Normally, I would feel bound by the precedent of Adams, supra. However, human life is so precious that I cannot concur in an opinion which sends a condemned person to death after instruction to the jury in direct conflict with the statute.NOTES
 Young v. State, 234 So. 2d 341 (Fla. 1970).
 But see Halliwell v. State, 323 So. 2d 557 (Fla. 1975), as to the meaning of "heinous" and "atrocious" in our death penalty statute.
 In this case, the trial court found no mitigating circumstances and Aldridge does not contest that finding on appeal. Rather, Aldridge, through his counsel, admitted the lack of mitigating circumstances and specifically requested the trial judge to impose the death penalty rather than incarcerating him for the minimum 25 years under our life sentence statute. This request, of course, has no bearing on our decision. We have a duty to review the record in every case where the death penalty is imposed. § 921.141(4), Fla.

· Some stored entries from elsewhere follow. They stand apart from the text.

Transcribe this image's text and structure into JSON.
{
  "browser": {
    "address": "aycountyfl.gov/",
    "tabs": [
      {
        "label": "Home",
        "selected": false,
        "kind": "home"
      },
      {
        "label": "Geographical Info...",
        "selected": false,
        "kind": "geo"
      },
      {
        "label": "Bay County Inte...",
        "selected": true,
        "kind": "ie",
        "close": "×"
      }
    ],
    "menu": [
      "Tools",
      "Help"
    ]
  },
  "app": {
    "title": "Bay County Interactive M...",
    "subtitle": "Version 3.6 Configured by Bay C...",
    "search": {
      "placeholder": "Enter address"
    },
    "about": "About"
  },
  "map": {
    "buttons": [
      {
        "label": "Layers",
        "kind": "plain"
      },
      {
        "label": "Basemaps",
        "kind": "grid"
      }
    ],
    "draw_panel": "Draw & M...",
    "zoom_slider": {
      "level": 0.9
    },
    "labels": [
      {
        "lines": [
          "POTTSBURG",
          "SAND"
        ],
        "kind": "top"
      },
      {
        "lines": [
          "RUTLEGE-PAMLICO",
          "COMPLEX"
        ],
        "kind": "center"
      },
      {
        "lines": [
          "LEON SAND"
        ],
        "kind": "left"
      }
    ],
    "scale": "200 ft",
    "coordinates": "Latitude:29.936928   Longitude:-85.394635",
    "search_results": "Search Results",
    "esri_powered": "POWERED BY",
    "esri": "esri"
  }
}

Stat. (1975).
 (2) When perpetrated by any act imminently dangerous to another and evincing a depraved mind regardless of human life, although without any premeditated design to effect the death of any particular individual, or when committed in the perpetration of, or in the attempt to perpetrate, any arson, rape, robbery, burglary, kidnapping, aircraft piracy, or the unlawful throwing, placing, or discharging of a destructive device or bomb, except as provided in subsection (1), it shall be murder in the second degree and shall constitute a felony of the first degree, punishable by imprisonment in the state prison for life or for such term of years as may be determined by the court.